C’est bien la direction de Bretagne Réunie qui, depuis 4 ans, porte l’entière responsabilité de la profonde division qui est aujourd’hui celle du mouvement pour la réunification de la Bretagne historique.

Il n’y a donc rien de surprenant à ce que des organisations proches de la gauche indépendantiste bretonne aient estimé nécessaire de mettre fin à cette hypocrisie et appellent à un cortège distinct, au sein du rassemblement prévu samedi prochain, pour dénoncer la récupération de notre mouvement commun par les forces politiques au service du capitalisme sauvage et par l’extrême droite xénophobe, dont la seule présence est haïssable en ce qu’elle dénature et discrédite les fondements démocratiques qui inspirent notre revendication.

Les termes-mêmes de votre communiqué sont en effet un illustration éclatante de la mansuétude avec laquelle vous accueillez l’extrême-droite à vos côtés, réservant, sans avoir la franchise de les nommer, la qualification d’extrémistes aux seuls mouvements de la gauche indépendantiste bretonne et du mouvement antifasciste en Bretagne : “ces groupuscules extrêmes ont décidé avec détermination d’exploiter notre rendez-vous annuel à des fins partisanes et ont la vive intention de scander des slogans n’ayant rien à voir avec la réunification de la Bretagne. Ils entendent récupérer et instrumentaliser notre manifestation festive pour la placer dans le contexte des mouvements sociaux en germination.

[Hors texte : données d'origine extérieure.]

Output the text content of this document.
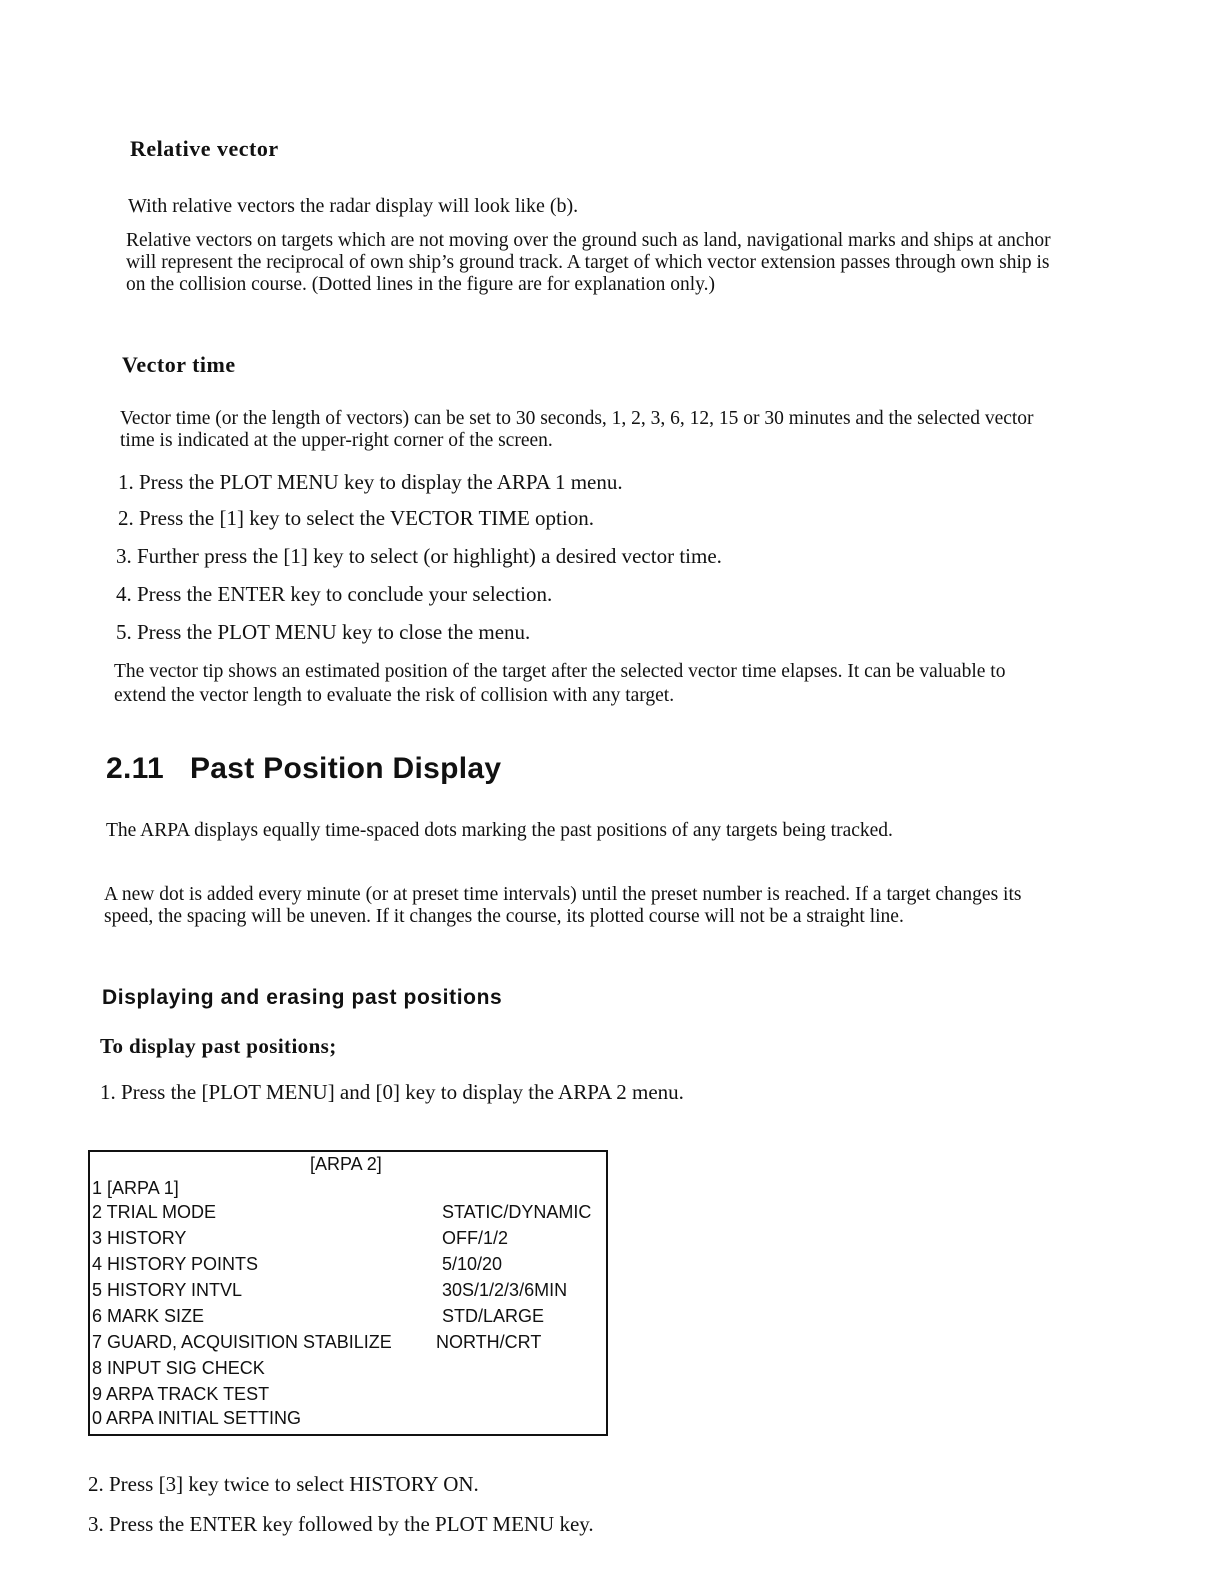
Relative vector
With relative vectors the radar display will look like (b).
Relative vectors on targets which are not moving over the ground such as land, navigational marks and ships at anchor will represent the reciprocal of own ship’s ground track. A target of which vector extension passes through own ship is on the collision course. (Dotted lines in the figure are for explanation only.)
Vector time
Vector time (or the length of vectors) can be set to 30 seconds, 1, 2, 3, 6, 12, 15 or 30 minutes and the selected vector time is indicated at the upper-right corner of the screen.
1. Press the PLOT MENU key to display the ARPA 1 menu.
2. Press the [1] key to select the VECTOR TIME option.
3. Further press the [1] key to select (or highlight) a desired vector time.
4. Press the ENTER key to conclude your selection.
5. Press the PLOT MENU key to close the menu.
The vector tip shows an estimated position of the target after the selected vector time elapses. It can be valuable to extend the vector length to evaluate the risk of collision with any target.
2.11 Past Position Display
The ARPA displays equally time-spaced dots marking the past positions of any targets being tracked.
A new dot is added every minute (or at preset time intervals) until the preset number is reached. If a target changes its speed, the spacing will be uneven. If it changes the course, its plotted course will not be a straight line.
Displaying and erasing past positions
To display past positions;
1. Press the [PLOT MENU] and [0] key to display the ARPA 2 menu.
[ARPA 2]
1 [ARPA 1]
2 TRIAL MODE	STATIC/DYNAMIC
3 HISTORY	OFF/1/2
4 HISTORY POINTS	5/10/20
5 HISTORY INTVL	30S/1/2/3/6MIN
6 MARK SIZE	STD/LARGE
7 GUARD, ACQUISITION STABILIZE NORTH/CRT
8 INPUT SIG CHECK
9 ARPA TRACK TEST
0 ARPA INITIAL SETTING
2. Press [3] key twice to select HISTORY ON.
3. Press the ENTER key followed by the PLOT MENU key.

Ce ne sont donc pas ces militants anti-fascistes qui doivent être tenus pour responsable du fiasco de votre appel au rassemblement du 30.09.2017, mais bien vous-mêmes et votre honteuse indulgence envers les récupérations les plus nauséabondes de notre mouvement démocratique. C’est aussi pourquoi, tout en déplorant la division de notre mouvement, j’avais choisi d’apporter ma pierre à la dénonciation de l’omerta dont bénéficient vos turpitudes depuis 4 ans, en participant, moi aussi, au cortège pour une Bretagne anti-fasciste et anti-capitaliste.

Jean-Do ROBIN, le 27.09.2017,

ancien adhérent du CUAB,

ancien président de l’Union des Enseignants de Breton,

ancien vice-président du Conseil Culturel de Bretagne.